3) Waktu kematang/kejenuhan Produk (Maturity)
Titik
puncak kejayaan perusahaan yang ditunjukan dengan peningkatan volume penjualan
yang sangat tinggi. Pada tahap ini produk perusahaan sudah dikenal dengan baik
oleh konsumen, sehingga usaha promosi amat sedikit peranannya dalam
meningkatkan atau menambah volume penjualan
4)
Waktu penurunan produk (decline)
Periode
saat penjualan menunjukkan arah yang menurun dan laba menipis.
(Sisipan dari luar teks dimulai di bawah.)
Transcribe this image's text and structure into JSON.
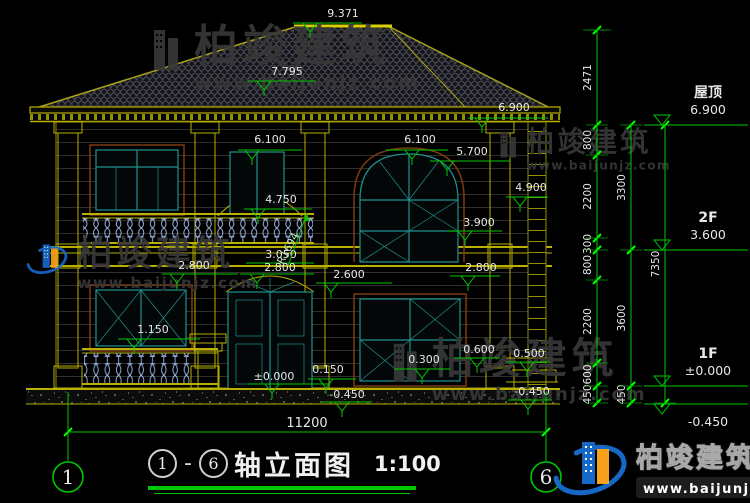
{
  "colors": {
    "background": "#000000",
    "dim_green": "#00c800",
    "tick_green": "#00ff00",
    "building_yellow": "#b9b000",
    "ridge_yellow": "#d8d000",
    "window_teal": "#22918f",
    "trim_brown": "#7a3a12",
    "baluster_blue": "#9ab4e4",
    "roof_tile_line": "#50505c",
    "text_white": "#e8e8e8",
    "watermark_gray": "#383838",
    "logo_blue": "#1668c7",
    "logo_orange": "#f6a21c"
  },
  "title_block": {
    "axis_from": "1",
    "separator": "-",
    "axis_to": "6",
    "name": "轴立面图",
    "scale": "1:100"
  },
  "brand": {
    "name": "柏竣建筑",
    "url": "www.baijunjz.com"
  },
  "drawing": {
    "markers": [
      {
        "label": "9.371",
        "x1": 293,
        "x2": 362,
        "y": 23,
        "tri": 310,
        "tx": 343,
        "ty": 17
      },
      {
        "label": "7.795",
        "x1": 248,
        "x2": 316,
        "y": 81,
        "tri": 264,
        "tx": 287,
        "ty": 75
      },
      {
        "label": "6.900",
        "x1": 468,
        "x2": 548,
        "y": 118,
        "tri": 482,
        "tx": 514,
        "ty": 111
      },
      {
        "label": "6.100",
        "x1": 238,
        "x2": 302,
        "y": 150,
        "tri": 252,
        "tx": 270,
        "ty": 143
      },
      {
        "label": "6.100",
        "x1": 386,
        "x2": 448,
        "y": 150,
        "tri": 412,
        "tx": 420,
        "ty": 143
      },
      {
        "label": "5.700",
        "x1": 430,
        "x2": 510,
        "y": 161,
        "tri": 447,
        "tx": 472,
        "ty": 155
      },
      {
        "label": "4.900",
        "x1": 506,
        "x2": 548,
        "y": 197,
        "tri": 520,
        "tx": 531,
        "ty": 191
      },
      {
        "label": "4.750",
        "x1": 244,
        "x2": 312,
        "y": 209,
        "tri": 258,
        "tx": 281,
        "ty": 203
      },
      {
        "label": "3.900",
        "x1": 448,
        "x2": 502,
        "y": 231,
        "tri": 465,
        "tx": 479,
        "ty": 226
      },
      {
        "label": "3.050",
        "x1": 246,
        "x2": 314,
        "y": 263,
        "tri": null,
        "tx": 281,
        "ty": 258
      },
      {
        "label": "2.800",
        "x1": 240,
        "x2": 314,
        "y": 274,
        "tri": 257,
        "tx": 280,
        "ty": 271
      },
      {
        "label": "2.800",
        "x1": 162,
        "x2": 238,
        "y": 274,
        "tri": 177,
        "tx": 194,
        "ty": 269
      },
      {
        "label": "2.600",
        "x1": 316,
        "x2": 392,
        "y": 283,
        "tri": 331,
        "tx": 349,
        "ty": 278
      },
      {
        "label": "2.800",
        "x1": 450,
        "x2": 500,
        "y": 276,
        "tri": 468,
        "tx": 481,
        "ty": 271
      },
      {
        "label": "1.150",
        "x1": 118,
        "x2": 200,
        "y": 339,
        "tri": 134,
        "tx": 153,
        "ty": 333
      },
      {
        "label": "±0.000",
        "x1": 248,
        "x2": 330,
        "y": 384,
        "tri": 272,
        "tx": 274,
        "ty": 380
      },
      {
        "label": "0.150",
        "x1": 308,
        "x2": 356,
        "y": 379,
        "tri": 326,
        "tx": 328,
        "ty": 373
      },
      {
        "label": "0.300",
        "x1": 394,
        "x2": 450,
        "y": 369,
        "tri": 422,
        "tx": 424,
        "ty": 363
      },
      {
        "label": "0.600",
        "x1": 454,
        "x2": 500,
        "y": 358,
        "tri": 477,
        "tx": 479,
        "ty": 353
      },
      {
        "label": "0.500",
        "x1": 506,
        "x2": 550,
        "y": 362,
        "tri": 527,
        "tx": 529,
        "ty": 357
      },
      {
        "label": "-0.450",
        "x1": 322,
        "x2": 372,
        "y": 402,
        "tri": 342,
        "tx": 347,
        "ty": 398
      },
      {
        "label": "-0.450",
        "x1": 508,
        "x2": 552,
        "y": 400,
        "tri": 528,
        "tx": 532,
        "ty": 395
      }
    ],
    "radius_label": {
      "label": "R1694",
      "x": 291,
      "y": 250,
      "rotation": -62,
      "leader": {
        "x1": 288,
        "y1": 266,
        "x2": 307,
        "y2": 213
      }
    },
    "overall_dim": {
      "label": "11200",
      "x1": 68,
      "x2": 546,
      "y": 432,
      "tx": 307,
      "ty": 427
    },
    "axes": [
      {
        "label": "1",
        "x": 68,
        "cy": 477,
        "line_top": 392
      },
      {
        "label": "6",
        "x": 546,
        "cy": 477,
        "line_top": 392
      }
    ]
  },
  "right_panel": {
    "chains": [
      {
        "x": 597,
        "segments": [
          {
            "label": "2471",
            "y1": 30,
            "y2": 125
          },
          {
            "label": "800",
            "y1": 125,
            "y2": 155
          },
          {
            "label": "2200",
            "y1": 155,
            "y2": 238
          },
          {
            "label": "300",
            "y1": 238,
            "y2": 250
          },
          {
            "label": "800",
            "y1": 250,
            "y2": 280
          },
          {
            "label": "2200",
            "y1": 280,
            "y2": 363
          },
          {
            "label": "600",
            "y1": 363,
            "y2": 386
          },
          {
            "label": "450",
            "y1": 386,
            "y2": 403
          }
        ]
      },
      {
        "x": 631,
        "segments": [
          {
            "label": "3300",
            "y1": 125,
            "y2": 250
          },
          {
            "label": "3600",
            "y1": 250,
            "y2": 386
          },
          {
            "label": "450",
            "y1": 386,
            "y2": 403
          }
        ]
      },
      {
        "x": 665,
        "segments": [
          {
            "label": "7350",
            "y1": 125,
            "y2": 403
          }
        ]
      }
    ],
    "levels": [
      {
        "name": "屋顶",
        "value": "6.900",
        "y": 125,
        "flip": false
      },
      {
        "name": "2F",
        "value": "3.600",
        "y": 250,
        "flip": false
      },
      {
        "name": "1F",
        "value": "±0.000",
        "y": 386,
        "flip": false
      },
      {
        "name": "",
        "value": "-0.450",
        "y": 404,
        "flip": true
      }
    ]
  },
  "watermarks": [
    {
      "x": 150,
      "y": 24,
      "scale": 1.0,
      "colored": false
    },
    {
      "x": 498,
      "y": 128,
      "scale": 0.64,
      "colored": false
    },
    {
      "x": 26,
      "y": 236,
      "scale": 0.8,
      "colored": true
    },
    {
      "x": 390,
      "y": 338,
      "scale": 0.95,
      "colored": false
    }
  ]
}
Akibat buruk
perilaku konsumen tersebut menurunkan volume penjualan perusahaan sehingga
perusahaan harus cepat-cepat mengambil kebijaksanaan agar perusahaan tidak
bangkrut
F.
Bukti Fisik Jasa
Bukti fisik
berperan penting bagi penyedia jasa dalam membantu sosialiasi, berperan
memfasilitasi unjuk kerja atau tindakan-tindakan individual maupun
interdependen dari orang-orang yang berada di lingkungan servicescape, yaitu konsumen
dan karyawan, sebagai paket dari jasa yang ditawarkan dalam suatu cara yang
berbeda dengan cara menawarkan barang, dapat membedakan perusahaan jasa dari
pesaing serta menjadi tanda dari segmen pasar mana yang dituju.